Technology has completely changed the face of recruitment. Over 96% of consultants reportedly use social media to help procure talent, and with the rise of instant messaging and automated responses we are able to handle immense amounts of data such as CVs and applications quicker and more efficiently than ever before.
Although this has made finding and processing large numbers of applicants much easier, it is not just data being handled here; it is people’s careers and therefore a large part of their lives. Although it’s beneficial to all parties that our clients are able to connect with more jobseekers than ever before, when do modern recruitment methods stop being convenient and start dehumanising the candidate experience?
The obvious draw to using the internet, apps and online forms for recruitment is accessibility. In such a competitive industry it is essential to grab the attention of as many applicants as possible, and with so many connections being made it is logistically impossible to contact so many people without an automated emailing system. Screening these candidates is also much quicker using applicant tracking systems, saving time for both client and candidate.
That being said, there is a vast difference between engagement and communication. For instance, if a candidate takes the time to fill in an application form and submit a covering letter – only to receive a short, generic rejection message, it is understandable why they may feel both frustrated and a little insulted.
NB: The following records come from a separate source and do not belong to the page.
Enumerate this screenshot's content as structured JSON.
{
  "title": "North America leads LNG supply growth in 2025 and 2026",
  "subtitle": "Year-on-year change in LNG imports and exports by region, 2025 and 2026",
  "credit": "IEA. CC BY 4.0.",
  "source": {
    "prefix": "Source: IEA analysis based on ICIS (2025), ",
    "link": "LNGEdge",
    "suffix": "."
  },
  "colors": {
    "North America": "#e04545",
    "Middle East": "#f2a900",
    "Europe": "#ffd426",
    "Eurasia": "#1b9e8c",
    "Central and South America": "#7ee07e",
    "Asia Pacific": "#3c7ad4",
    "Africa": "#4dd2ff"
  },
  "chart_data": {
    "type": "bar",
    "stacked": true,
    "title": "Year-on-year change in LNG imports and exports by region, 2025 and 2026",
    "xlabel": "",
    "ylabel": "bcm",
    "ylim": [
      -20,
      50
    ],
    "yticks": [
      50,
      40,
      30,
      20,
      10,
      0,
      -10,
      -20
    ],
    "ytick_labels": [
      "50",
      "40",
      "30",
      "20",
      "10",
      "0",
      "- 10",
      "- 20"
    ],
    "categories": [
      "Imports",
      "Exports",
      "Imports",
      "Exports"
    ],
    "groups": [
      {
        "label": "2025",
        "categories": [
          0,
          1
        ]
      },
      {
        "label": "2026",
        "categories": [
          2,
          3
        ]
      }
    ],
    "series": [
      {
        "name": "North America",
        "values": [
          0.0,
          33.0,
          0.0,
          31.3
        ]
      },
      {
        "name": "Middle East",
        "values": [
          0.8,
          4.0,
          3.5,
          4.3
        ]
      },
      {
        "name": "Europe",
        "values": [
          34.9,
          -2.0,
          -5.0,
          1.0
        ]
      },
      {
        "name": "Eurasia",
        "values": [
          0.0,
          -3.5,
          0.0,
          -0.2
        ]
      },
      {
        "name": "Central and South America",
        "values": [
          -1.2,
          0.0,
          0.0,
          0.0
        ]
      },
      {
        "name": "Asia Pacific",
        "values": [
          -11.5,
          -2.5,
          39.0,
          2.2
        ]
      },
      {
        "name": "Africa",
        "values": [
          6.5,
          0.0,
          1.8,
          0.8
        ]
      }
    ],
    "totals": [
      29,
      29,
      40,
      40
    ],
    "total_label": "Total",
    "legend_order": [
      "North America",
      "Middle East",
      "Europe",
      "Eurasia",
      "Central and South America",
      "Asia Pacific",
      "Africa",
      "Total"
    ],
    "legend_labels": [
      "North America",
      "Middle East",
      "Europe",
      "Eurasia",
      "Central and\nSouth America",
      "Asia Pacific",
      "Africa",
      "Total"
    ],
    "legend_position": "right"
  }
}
What sort of view will the candidate develop about the organisation and how much it values its’ people. How does an organisation’s employer brand look in this instance?
Technology has also complicated the recruitment process and by simplifying the application process it has also encouraged prospective candidates to apply for any job whether they are right for it or not. This means that the sifting and response part of the recruitment process has increased. Conversely many job seekers complain that finding the right role has become more complicated and confusing. The lack of communication or the option of speaking to someone has meant that many feel “herded like sheep” down a particular route and are frustrated that they cannot engage with the organisation on a personal basis.
Many senior sales professionals complain to us about the automated candidate experience they encounter when job seeking. They lose interest in opportunities where they cannot interact and communicate with a recruiter or line manager to gain a better understanding of the role and to collect feedback. Companies who want to grow their sales force will need to understand and empathise with this frustration and realise that prospective sales candidates need to interact with their people and fully engage with organisations from a people perspective.
It’s useful to remember that a CV cannot paint the whole picture of a person. There are so many elements to the ideal candidate beyond education and experience, such as work ethic, personality and ambition. Connecting by telephone and more importantly face-to-face is the only way to discern these traits and also helps the candidate to familiarise themselves with the company. The successful procurement of talent is a process that requires both the candidate and the company to be on the same page, and the only way in which to do this is with effective communication.
Ultimately, recruitment is all about people. The internet and social platforms such as LinkedIn are fantastic for starting and building relationships but they are limited. Embracing technology is essential for modern recruitment, but it can never fully replace the value of face-to-face interaction. Let’s not completely dehumanise human resources.